J'ai une doublure, mais pour l'instant, elle ne m'a pas servi. Je crois d'ailleurs que personne ne s'est fait remplacer par sa doublure, sauf une fois Mercutio (Ndlr : Alias Philippe D'Avilla) qui s'est fait doubler parce qu'il était vraiment malade. D'ailleurs Nuno, qui le remplace et remplace aussi Tybalt (alias Tom Ross), a été formidable. Cécilia a été aussi remplacée une fois par la petite Frédérique de Béziers (Ndlr : Frédérique Sorel) et ça a été top de chez top. Pour en revenir au spectacle, je ne le vois que des coulisses dans les moments où je ne suis pas sur scène. Je sens mon entrée arriver. Je vois aussi le public comme en hypnose, ça me fascine et ça me donne la force d'y aller à fond. Comme je ne connais pas le trac, c'est positif.

Allez-vous faire la tournée?

Bien sûr! Moi, je vais jusqu'au bout.

De quand date votre dernier gala en solo?
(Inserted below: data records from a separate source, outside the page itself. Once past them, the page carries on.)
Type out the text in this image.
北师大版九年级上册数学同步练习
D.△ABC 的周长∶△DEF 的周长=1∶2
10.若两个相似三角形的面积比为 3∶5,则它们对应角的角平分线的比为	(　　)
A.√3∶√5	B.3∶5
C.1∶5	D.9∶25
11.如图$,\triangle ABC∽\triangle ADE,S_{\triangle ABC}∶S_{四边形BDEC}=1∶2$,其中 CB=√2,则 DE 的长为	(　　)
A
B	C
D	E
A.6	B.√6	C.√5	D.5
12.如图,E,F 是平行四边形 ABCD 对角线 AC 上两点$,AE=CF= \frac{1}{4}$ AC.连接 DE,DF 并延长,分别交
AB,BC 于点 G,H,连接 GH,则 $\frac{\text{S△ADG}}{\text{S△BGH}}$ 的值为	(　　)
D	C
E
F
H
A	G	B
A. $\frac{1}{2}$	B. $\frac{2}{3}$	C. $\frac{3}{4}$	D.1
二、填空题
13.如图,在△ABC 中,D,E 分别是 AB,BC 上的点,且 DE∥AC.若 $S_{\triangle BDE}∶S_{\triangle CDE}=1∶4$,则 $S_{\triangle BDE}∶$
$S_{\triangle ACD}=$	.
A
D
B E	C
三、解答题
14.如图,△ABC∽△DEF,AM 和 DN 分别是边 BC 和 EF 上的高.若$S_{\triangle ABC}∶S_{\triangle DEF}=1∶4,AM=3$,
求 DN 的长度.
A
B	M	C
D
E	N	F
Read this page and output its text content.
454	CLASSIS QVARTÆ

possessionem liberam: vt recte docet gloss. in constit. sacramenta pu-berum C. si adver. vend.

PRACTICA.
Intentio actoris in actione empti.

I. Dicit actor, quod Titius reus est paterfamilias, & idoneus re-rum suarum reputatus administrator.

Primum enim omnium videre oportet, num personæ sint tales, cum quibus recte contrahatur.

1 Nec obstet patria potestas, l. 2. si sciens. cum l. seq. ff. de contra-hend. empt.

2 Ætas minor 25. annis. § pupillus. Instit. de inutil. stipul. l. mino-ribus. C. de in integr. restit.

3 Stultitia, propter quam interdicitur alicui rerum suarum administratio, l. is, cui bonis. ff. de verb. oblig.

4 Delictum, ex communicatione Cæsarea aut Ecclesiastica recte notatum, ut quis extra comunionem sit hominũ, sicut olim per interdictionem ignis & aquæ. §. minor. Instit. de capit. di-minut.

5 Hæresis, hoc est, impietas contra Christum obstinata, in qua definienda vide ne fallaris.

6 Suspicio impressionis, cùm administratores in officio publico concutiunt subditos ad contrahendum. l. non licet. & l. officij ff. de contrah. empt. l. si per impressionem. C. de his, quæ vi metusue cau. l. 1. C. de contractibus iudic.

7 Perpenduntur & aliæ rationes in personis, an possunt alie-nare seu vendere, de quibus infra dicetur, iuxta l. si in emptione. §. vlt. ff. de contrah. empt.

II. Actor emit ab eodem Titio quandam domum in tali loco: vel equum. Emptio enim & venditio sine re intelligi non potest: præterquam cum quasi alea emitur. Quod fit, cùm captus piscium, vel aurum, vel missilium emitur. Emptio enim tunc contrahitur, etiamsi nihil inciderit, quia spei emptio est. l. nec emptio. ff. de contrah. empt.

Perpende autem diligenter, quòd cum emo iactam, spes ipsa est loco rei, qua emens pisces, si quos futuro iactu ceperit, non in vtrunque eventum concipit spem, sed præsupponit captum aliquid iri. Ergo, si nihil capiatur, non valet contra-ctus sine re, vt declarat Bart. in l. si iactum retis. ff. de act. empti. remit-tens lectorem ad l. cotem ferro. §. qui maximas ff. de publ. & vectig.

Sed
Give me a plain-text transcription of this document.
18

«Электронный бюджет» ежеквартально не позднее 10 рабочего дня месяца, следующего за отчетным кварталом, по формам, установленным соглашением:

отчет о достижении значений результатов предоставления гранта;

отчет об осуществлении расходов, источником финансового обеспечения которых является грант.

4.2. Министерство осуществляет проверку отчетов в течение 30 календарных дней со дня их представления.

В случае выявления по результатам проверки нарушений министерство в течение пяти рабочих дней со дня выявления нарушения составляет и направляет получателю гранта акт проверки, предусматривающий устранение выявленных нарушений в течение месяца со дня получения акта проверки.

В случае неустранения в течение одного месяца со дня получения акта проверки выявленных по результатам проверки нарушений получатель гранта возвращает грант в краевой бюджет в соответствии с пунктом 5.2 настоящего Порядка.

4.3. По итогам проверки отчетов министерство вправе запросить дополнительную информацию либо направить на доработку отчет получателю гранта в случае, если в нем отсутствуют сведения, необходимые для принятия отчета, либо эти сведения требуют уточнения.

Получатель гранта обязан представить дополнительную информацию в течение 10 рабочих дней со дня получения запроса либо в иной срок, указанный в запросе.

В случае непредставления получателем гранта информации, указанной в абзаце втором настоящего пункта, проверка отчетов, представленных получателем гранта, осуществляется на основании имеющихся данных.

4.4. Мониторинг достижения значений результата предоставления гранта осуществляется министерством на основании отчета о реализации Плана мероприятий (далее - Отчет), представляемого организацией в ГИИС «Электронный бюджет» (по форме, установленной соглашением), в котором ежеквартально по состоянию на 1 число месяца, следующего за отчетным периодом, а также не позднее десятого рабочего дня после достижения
Des 1 ers festa'rs de Bastia où nous étions ensemble en juillet. Je l'ai fait pour faire plaisir à mon ami Bernard Mosca de NRJ Bastia.

Je devais même descendre en Corse avec plusieurs personne de la troupe, mais au dernier moments, cela n'a pas été possible. Je me suis donc retrouvé tout seul là-bas, cependant je ne le regrette pas. J'ai souhaité son anniversaire à Gérard Presgurvic par téléphone alors que j'étais sur scène et que toute la place chantait avec moi... C'était magique.

Y a-t-il une chanson du spectacle que vous garderez dans vos galas futurs?

Avoir une fille mais aussi une chanson de Damien : C'est fini, je m'en vais, je voulais savoir la vie... Je l'ai retravaillé un peu en gipsy, j'ai fait écouter ma version à la guitare à Gérard Presgurvic un soir dans ma loge, et elle grave de chez grave.

Vous avez une guitare dans la loge?

Oui, tous les soirs, je joue une heure à la flamenco pour me chauffer la voix. C'est rare que je descende chauffer ma voix avec les autres...

Dans le futur, vous préférerez réécouter la version studio de Roméo et Juliette ou la version live qui n'est pas encore sortie?

Live, sans aucun doute. D'autant plus que j'ai enregistré Avoir une fille en studio, je l'ai faite en trois prises et tout le monde était content. Depuis, et surtout à partir du moment où on a commencé la mise en scène, j'ai découvert que je pouvais aller plus loin. En répétition, Rédha a commencé par me prendre à part et m'a fait recommencer Avoir une fille dix fois et, au bout des dix fois, il m'a dit : "Là, tu es dans le personnage". Ce mec m'a beaucoup apporté et, d'ailleurs, je pense à lui tous les soirs quand j'attaque la chanson. En plus, tous les soirs face au public, je trouve un truc. La chanson a pris une ampleur que je ne soupçonnais pas. Hier soir, je l'ai tellement envoyée fort que le public a crié à la fin. Je suis resté con.

Combien d'albums avez-vous enregistré dans votre carrière solo ?

Trois : Je l'aime, Imagine et Que bonitas eres qui est sorti en 1978 et qui se vend toujours (Ndlr : Il y a aussi Viens m'embrasser chez Mars Prod. / Polygram Dist. En 1996 avec des reprises).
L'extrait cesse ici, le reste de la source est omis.